1. haftada bir veya iki günümü 'buy nothing day' kapsamında yaşadığım söylenebilir. özellikle şu dönemde ciddi anlamda harcamalarımı kısmış durumdayım. bir şey alacağım zaman öncelikle kendime 'bu şeye gerçekten ihtiyacım var mı?' sorusunu yöneltiyorum. cevabı çoğu zaman hayır olduğu için almıyorum. harcamama günlerinde en büyük sıkıntı toplu taşımada oluyor tabi. bazı zamanlar bisiklet kullanarak ulaşım için para ödemekten kurtuluyorum. tabi yalnız yaşamam da bu satın almama günlerini rahatça yaşamamı sağlıyor.

    bir aile için bu durum zor olabilir ancak imkansız değil. örneğin, köyümüzde dedem ve ninem yalnızca cuma günleri çarşıya kasabaya iner tüm alışverişlerini yapar ve bir sonraki cumaya kadar alışveriş yapmaz. bunu bizde 'çok modern' şehir hayatlarımıza uygulayabilir. bir gün pazar, bir gün markete gider geri kalan günlerde olabildiğince bu ikiliden uzak kalmaya çalışabiliriz.

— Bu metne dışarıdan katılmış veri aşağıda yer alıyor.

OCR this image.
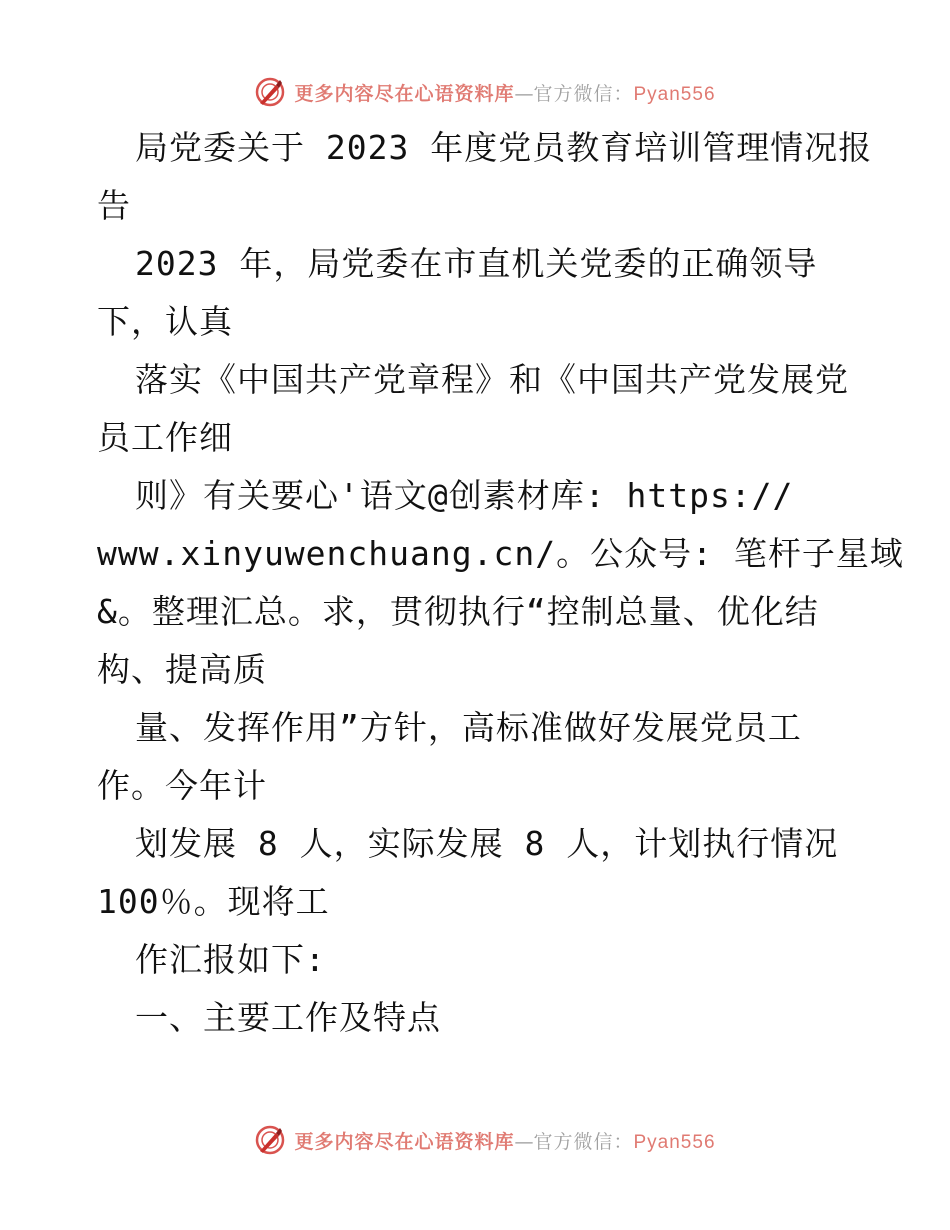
更多内容尽在心语资料库—官方微信：Pyan556
局党委关于 2023 年度党员教育培训管理情况报
告
2023 年，局党委在市直机关党委的正确领导
下，认真
落实《中国共产党章程》和《中国共产党发展党
员工作细
则》有关要心'语文@创素材库: https://
www.xinyuwenchuang.cn/。公众号: 笔杆子星域
&。整理汇总。求，贯彻执行“控制总量、优化结
构、提高质
量、发挥作用”方针，高标准做好发展党员工
作。今年计
划发展 8 人，实际发展 8 人，计划执行情况
100％。现将工
作汇报如下:
一、主要工作及特点
更多内容尽在心语资料库—官方微信：Pyan556
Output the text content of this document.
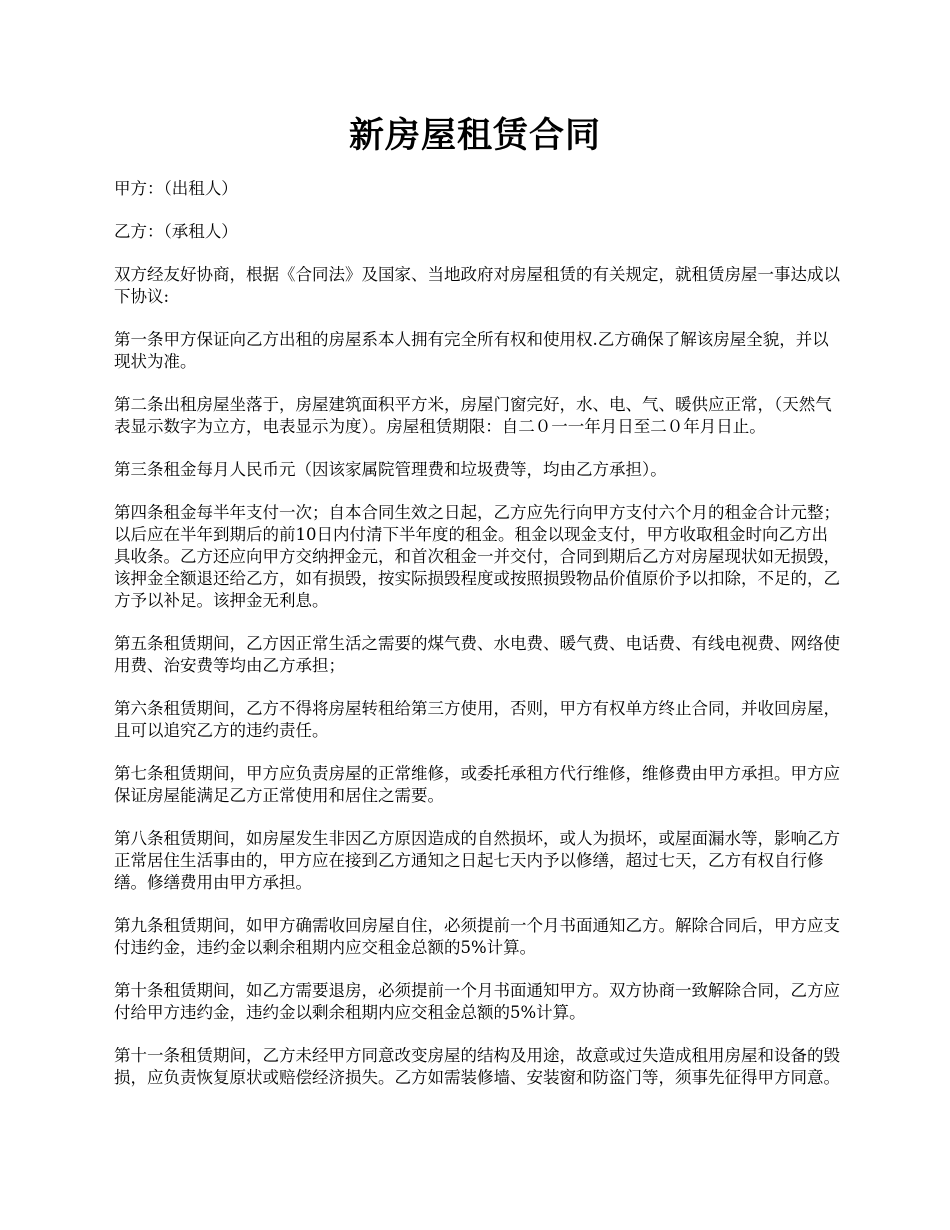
新房屋租赁合同

甲方：（出租人）

乙方：（承租人）

双方经友好协商，根据《合同法》及国家、当地政府对房屋租赁的有关规定，就租赁房屋一事达成以下协议:

第一条甲方保证向乙方出租的房屋系本人拥有完全所有权和使用权.乙方确保了解该房屋全貌，并以现状为准。

第二条出租房屋坐落于，房屋建筑面积平方米，房屋门窗完好，水、电、气、暖供应正常，（天然气表显示数字为立方，电表显示为度）。房屋租赁期限：自二０一一年月日至二０年月日止。

第三条租金每月人民币元（因该家属院管理费和垃圾费等，均由乙方承担）。

第四条租金每半年支付一次；自本合同生效之日起，乙方应先行向甲方支付六个月的租金合计元整；以后应在半年到期后的前10日内付清下半年度的租金。租金以现金支付，甲方收取租金时向乙方出具收条。乙方还应向甲方交纳押金元，和首次租金一并交付，合同到期后乙方对房屋现状如无损毁，该押金全额退还给乙方，如有损毁，按实际损毁程度或按照损毁物品价值原价予以扣除，不足的，乙方予以补足。该押金无利息。

第五条租赁期间，乙方因正常生活之需要的煤气费、水电费、暖气费、电话费、有线电视费、网络使用费、治安费等均由乙方承担；

第六条租赁期间，乙方不得将房屋转租给第三方使用，否则，甲方有权单方终止合同，并收回房屋，且可以追究乙方的违约责任。

第七条租赁期间，甲方应负责房屋的正常维修，或委托承租方代行维修，维修费由甲方承担。甲方应保证房屋能满足乙方正常使用和居住之需要。

第八条租赁期间，如房屋发生非因乙方原因造成的自然损坏，或人为损坏，或屋面漏水等，影响乙方正常居住生活事由的，甲方应在接到乙方通知之日起七天内予以修缮，超过七天，乙方有权自行修缮。修缮费用由甲方承担。

第九条租赁期间，如甲方确需收回房屋自住，必须提前一个月书面通知乙方。解除合同后，甲方应支付违约金，违约金以剩余租期内应交租金总额的5%计算。

第十条租赁期间，如乙方需要退房，必须提前一个月书面通知甲方。双方协商一致解除合同，乙方应付给甲方违约金，违约金以剩余租期内应交租金总额的5%计算。

第十一条租赁期间，乙方未经甲方同意改变房屋的结构及用途，故意或过失造成租用房屋和设备的毁损，应负责恢复原状或赔偿经济损失。乙方如需装修墙、安装窗和防盗门等，须事先征得甲方同意。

    farkettiğim en acı şey de aslında ailece yıllardır az tüketiyormuşuz, aslında fakirmişiz ancak farkına varamamışız. fakir olup tüketme istediğini güdemeyince de bir ton kredi kartı borcu çıkmış ortaya. ekonominin böylesine dengesiz olduğu bir ülkede borçla yaşamak intihar gibi. yarın bir gün işssiz kalma durumları söz konusu olabilir ve bu zevk için yapılan tüketimin sonucunda ortaya çıkan borçlar insanları zor durumda bırakabilir.